(Adnkronos) – “Dita incrociate”. Domani potrebbe essere messa la parola fine all’incubo di Patrick Zaki. Nel tribunale di Mansoura, che il 7 dicembre scorso ne ha disposto il rilascio, è infatti prevista una nuova udienza del processo che vede imputato lo studente egiziano dell’Università Mater di Bologna. Zaki parlò proprio di “dita incrociate per la prossima udienza” dicendo di voler tornare “a Bologna al più presto” in un’intervista a ‘Che Tempo che fa’ del 12 dicembre, quattro giorni dopo essere stato scarcerato.
Già domani potrebbe arrivare la sentenza definitiva per lo studente, che rischia fino a cinque anni di carcere per propaganda sovversiva. Ma è anche possibile che il giudice fissi la data in cui la sentenza sarà pronunciata. Zaki, come scrisse nel suo primo tweet da uomo libero, ha voglia di “libertà, libertà, libertà”.
L’ottimismo della vigilia, tuttavia, deve essere accompagnato dalla cautela. Come evidenziato dall’Egyptian Initiative for Personal Rights (Eipr), l’ong egiziana con cui collaborava lo studente, il rilascio di Zaki è stata “una buona notizia e speriamo sia un buon segnale”, ma “non c’è certezza” che ciò porterà a una sua assoluzione.
ZAKI, UN INCUBO LUNGO 2 ANNI
L’ ‘incubo’ per lo studente dell’Università Alma Mater di Bologna era iniziato il 7 febbraio 2020, quando venne portato dietro le sbarre del famigerato carcere di Tora, dopo essere stato fermato all’aeroporto del Cairo. Era tornato in Egitto per far visita alla famiglia, un periodo di vacanza che invece gli era costato l’arresto. Solo negli ultimi mesi di detenzione era stato trasferito nel carcere di al-Mansoura, città dove Zaki è nato il 16 giugno del 1991.
I capi d’accusa menzionati nel mandato di arresto sono minaccia alla sicurezza nazionale, incitamento alle proteste illegali, sovversione, diffusione di notizie false, propaganda per il terrorismo. In particolare, il ricercatore egiziano avrebbe compiuto propaganda sovversiva attraverso alcuni post pubblicati su Facebook.

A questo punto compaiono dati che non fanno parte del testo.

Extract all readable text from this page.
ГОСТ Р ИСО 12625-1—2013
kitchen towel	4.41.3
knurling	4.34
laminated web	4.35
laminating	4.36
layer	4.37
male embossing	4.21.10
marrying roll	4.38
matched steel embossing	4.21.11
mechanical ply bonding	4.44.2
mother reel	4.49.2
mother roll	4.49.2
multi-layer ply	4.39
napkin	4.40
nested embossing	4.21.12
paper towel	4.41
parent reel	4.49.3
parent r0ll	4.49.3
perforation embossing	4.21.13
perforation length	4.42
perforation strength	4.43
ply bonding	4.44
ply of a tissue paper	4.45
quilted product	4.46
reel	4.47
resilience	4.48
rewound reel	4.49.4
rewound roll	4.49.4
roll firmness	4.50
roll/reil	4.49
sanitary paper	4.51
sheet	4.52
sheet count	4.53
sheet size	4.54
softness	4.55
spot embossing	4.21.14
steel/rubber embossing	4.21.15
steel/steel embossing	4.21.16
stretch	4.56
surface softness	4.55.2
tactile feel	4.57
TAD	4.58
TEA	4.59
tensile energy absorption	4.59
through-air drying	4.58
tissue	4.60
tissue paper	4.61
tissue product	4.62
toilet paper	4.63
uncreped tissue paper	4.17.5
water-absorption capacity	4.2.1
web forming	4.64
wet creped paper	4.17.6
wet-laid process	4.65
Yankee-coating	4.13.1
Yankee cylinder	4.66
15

Il rinvio a giudizio è avvenuto invece per “diffusione di notizie false dentro e fuori il Paese” sulla base di tre articoli scritti da Zaki. Tra i testi messi sotto accusa ne spicca uno, scritto nel 2019 sui cristiani copti in Egitto perseguitati dallo Stato Islamico, l’Isis, e discriminati da alcuni elementi della società musulmana. Lo stesso Zaki appartiene alla comunità copta egiziana. Nei mesi scorsi si sono susseguite le udienze in cui ogni volta era stata rinnovata per 15 o 45 giorni la detenzione preventiva di Zaki, nonostante i numerosi appelli e iniziative del governo italiano, di politici, attivisti e associazioni.